While they do not require much grooming, the Basset Hound can be a pungent pet. Their dense coats and skin hold onto moisture and will need to be washed regularly, especially after romping around in the woods or fields.
Basset Hound owners should also make sure that these slow-moving dogs do get the exercise they were bred to handle. If they are not taken on lengthy walks daily, this breed has a high likelihood of becoming obese.
Basset Hounds first arrived in America when the Marquis de Lafayette gifted George Washington with several of these dogs in 1785. Washington primarily used the hounds as hunting dogs and companions for him and his family.

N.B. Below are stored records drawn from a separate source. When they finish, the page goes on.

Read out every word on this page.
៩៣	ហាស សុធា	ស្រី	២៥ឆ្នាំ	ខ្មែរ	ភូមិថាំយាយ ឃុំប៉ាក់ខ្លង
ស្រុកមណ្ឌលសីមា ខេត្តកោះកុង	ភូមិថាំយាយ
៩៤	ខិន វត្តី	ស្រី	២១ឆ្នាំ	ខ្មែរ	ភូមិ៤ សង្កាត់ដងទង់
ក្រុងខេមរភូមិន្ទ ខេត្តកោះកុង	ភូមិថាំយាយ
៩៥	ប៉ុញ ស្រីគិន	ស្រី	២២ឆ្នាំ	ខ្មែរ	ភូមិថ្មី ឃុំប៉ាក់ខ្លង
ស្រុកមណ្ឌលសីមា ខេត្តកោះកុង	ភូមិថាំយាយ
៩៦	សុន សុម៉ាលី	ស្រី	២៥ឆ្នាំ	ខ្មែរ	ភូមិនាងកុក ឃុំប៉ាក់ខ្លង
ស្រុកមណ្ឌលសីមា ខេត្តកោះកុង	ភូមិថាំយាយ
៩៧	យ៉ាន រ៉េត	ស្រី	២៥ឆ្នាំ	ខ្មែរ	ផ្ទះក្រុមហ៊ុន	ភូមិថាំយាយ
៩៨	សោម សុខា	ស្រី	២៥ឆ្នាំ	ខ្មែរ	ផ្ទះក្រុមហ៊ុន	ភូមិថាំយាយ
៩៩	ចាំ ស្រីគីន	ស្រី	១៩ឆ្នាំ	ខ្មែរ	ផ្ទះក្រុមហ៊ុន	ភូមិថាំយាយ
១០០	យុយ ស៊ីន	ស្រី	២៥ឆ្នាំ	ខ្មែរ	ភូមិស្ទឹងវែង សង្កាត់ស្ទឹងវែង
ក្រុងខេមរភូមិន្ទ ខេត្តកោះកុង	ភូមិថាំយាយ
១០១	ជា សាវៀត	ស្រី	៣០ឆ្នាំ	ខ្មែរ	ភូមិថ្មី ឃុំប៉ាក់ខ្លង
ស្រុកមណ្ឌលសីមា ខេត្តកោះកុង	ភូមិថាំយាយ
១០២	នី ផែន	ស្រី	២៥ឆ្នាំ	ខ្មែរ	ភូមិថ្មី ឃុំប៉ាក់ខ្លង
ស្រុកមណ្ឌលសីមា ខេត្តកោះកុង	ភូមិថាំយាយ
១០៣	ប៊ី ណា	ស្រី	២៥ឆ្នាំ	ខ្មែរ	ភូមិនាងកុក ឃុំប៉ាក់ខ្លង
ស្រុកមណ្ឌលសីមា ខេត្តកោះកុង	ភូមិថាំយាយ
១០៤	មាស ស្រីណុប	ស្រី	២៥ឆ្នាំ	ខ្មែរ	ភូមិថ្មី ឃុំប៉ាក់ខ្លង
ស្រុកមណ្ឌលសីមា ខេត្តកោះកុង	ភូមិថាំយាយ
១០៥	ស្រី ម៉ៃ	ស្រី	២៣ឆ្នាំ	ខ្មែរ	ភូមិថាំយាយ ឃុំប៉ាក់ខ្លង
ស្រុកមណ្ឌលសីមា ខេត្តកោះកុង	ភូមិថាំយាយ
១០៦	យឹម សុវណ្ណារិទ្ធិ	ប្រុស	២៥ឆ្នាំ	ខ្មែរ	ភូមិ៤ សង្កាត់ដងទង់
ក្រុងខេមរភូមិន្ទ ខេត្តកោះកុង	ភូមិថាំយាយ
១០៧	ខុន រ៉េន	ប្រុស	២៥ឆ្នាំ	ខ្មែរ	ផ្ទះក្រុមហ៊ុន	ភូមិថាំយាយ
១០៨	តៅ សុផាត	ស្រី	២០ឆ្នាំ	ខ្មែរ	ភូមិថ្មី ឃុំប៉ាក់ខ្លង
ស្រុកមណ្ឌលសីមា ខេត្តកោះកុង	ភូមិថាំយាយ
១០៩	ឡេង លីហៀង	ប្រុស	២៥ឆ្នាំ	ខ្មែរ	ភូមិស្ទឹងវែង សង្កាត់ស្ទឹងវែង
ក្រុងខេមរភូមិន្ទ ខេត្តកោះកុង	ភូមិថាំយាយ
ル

The Basset Hounds when training with farmers and hunters in America would bark and bay when they would pick up a key scent. To quiet the dogs, the men would throw fried cornballs to the Basset Hounds, there were called “hush puppies.” (The brand of shoes designed by James Gaylord Muir called “Hush Puppies” were inspired by the long-enduring Basset Hounds. The dog breeds have long been featured in commercials and ads for the brand ever since!)
A Basset Hound was once on the cover of Time Magazine in 1928 regarding a sports section. Marilyn Monroe and her then husband Arthur Miller famously owned a Basset Hound named Hugo, and TV shoes like MGM’s Tom and Jerry, as well as the “Dumb Hounded” cartoon by Tex Avery in the 1940’s all featured Basset Hound characters.